Germany's latest unemployment figures indicate that the country could soon have under 3 million people out of work, a new low. While some media commentators praise the German economic model, which has helped the country ride out the recession, others warn that vital labor market reforms are still required.
Just five years ago, Germany was in the grip of an unemployment crisis with the jobless figure soaring to over 5 million in January 2005, the highest level since the Great Depression of the 1930s. Now, with the industrialized world still reeling from the effects of the financial crisis, Germany is in the fortunate position of seeing its unemployment figures falling steadily and could soon have fewer than 3 million people out of work.
On Thursday, the Federal Employment Agency (BA) released the latest unemployment figures. A total of 3.192 million people were registered as unemployed this month, an increase of 39,000 on June. The unemployment rate was 7.6 percent, up 0.1 percent compared to the previous month.

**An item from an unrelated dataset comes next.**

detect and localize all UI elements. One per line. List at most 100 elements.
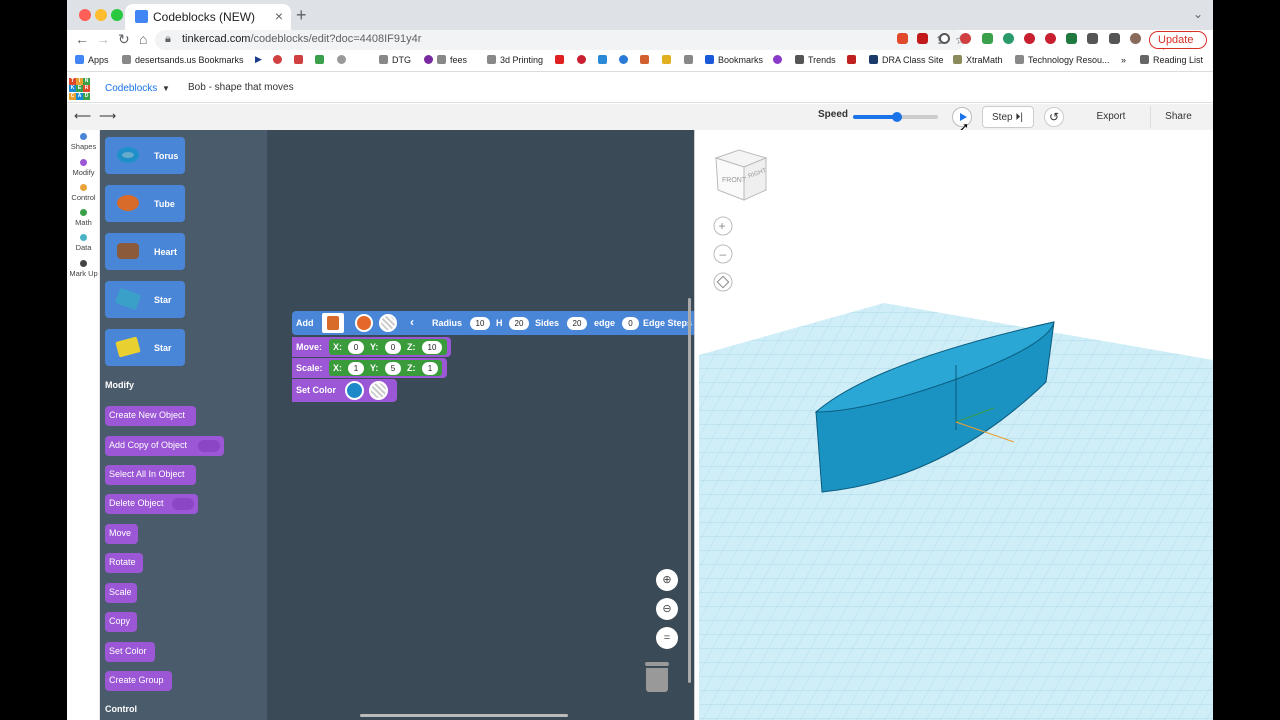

The slight increase is largely due to seasonal factors.
The figure is an improvement on the same period last year when 271,000 more people were without work and the joblessness rate was 8.2 percent. The figures point to the success of the German policy of keeping workers on the job under a short-time work program as the country weathered the global crisis, as well as the fact that the country's exports are increasingly in demand.
The government-subsidized short-time work scheme has helped companies to ride out the crisis. While there are still 481,000 people on such schemes, that is just a third of the figure at the height of the recession.
"Germany's economy is experiencing a recovery, the situation on the labor market has improved further," BA boss Frank-Jürgen Weise said when announcing the figures. Labor Minister Ursula von der Leyen welcomed the figures as "good news," saying that the slight increase is due to the start of the summer vacation period when business activity slows down.